# Administration Category > Administrative issues >  Seriously thinking of dumping Facebook connectivity

## Dave A

One of the reasons I made a server change was to improve page delivery speed. In analysing what contributes to TFSA page load times, I've become rather aware of just how much Facebook connectivity is slowing page load speeds down - over 2 seconds per page!!

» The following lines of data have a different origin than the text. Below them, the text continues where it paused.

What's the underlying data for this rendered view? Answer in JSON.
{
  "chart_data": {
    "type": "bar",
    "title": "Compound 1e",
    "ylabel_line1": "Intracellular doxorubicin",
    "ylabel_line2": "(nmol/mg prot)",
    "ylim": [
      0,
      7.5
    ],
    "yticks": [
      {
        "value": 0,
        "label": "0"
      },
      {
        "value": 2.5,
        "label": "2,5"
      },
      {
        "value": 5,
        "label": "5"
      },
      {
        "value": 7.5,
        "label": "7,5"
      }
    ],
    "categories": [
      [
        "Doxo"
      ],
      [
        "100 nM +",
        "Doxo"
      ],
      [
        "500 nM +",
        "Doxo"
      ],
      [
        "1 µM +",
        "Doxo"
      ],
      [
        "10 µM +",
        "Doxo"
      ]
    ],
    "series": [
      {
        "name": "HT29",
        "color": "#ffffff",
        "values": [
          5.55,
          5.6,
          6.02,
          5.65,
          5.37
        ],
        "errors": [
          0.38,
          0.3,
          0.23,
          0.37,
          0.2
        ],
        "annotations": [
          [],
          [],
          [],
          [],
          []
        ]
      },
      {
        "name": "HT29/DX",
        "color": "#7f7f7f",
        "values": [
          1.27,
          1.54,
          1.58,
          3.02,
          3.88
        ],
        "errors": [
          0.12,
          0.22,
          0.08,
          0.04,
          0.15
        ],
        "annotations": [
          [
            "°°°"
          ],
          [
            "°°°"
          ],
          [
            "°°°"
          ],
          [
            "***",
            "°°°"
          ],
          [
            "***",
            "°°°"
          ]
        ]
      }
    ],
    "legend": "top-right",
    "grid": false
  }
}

Does anyone actually use any of these "interactive functionality" features, or can I just dump them and they won't be missed?

----------


## Neville Bailey

I don't use them.

----------


## HR Solutions

I don't use it

----------


## IanF

Dun't use them.

----------


## Mike C

Don't use it.

----------


## Justloadit

I don't use it.
I dislike Fleecebook, and hardly ever spend any time on it. I sure have more interesting things to do with my time than read stoopid statements that people seem to continuously add to the drivel that is already there.

----------


## Richard S

Don't use it.

----------


## AndyD

I don't do any social media at all so I won't miss it.

**edit** who drew the 'circle' and the arrow in the opening post Dave? How old are they?  :Cool:

----------


## Dave A

> **edit** who drew the 'circle' and the arrow in the opening post Dave? How old are they?


Guilty. And staring 55 in the face now  :Stick Out Tongue: 

I need to find a better tool for that sort of thing.

----------


## AndyD

Just pulling your leg Dave, the rustic approach to geometry works for me  :Smile:

----------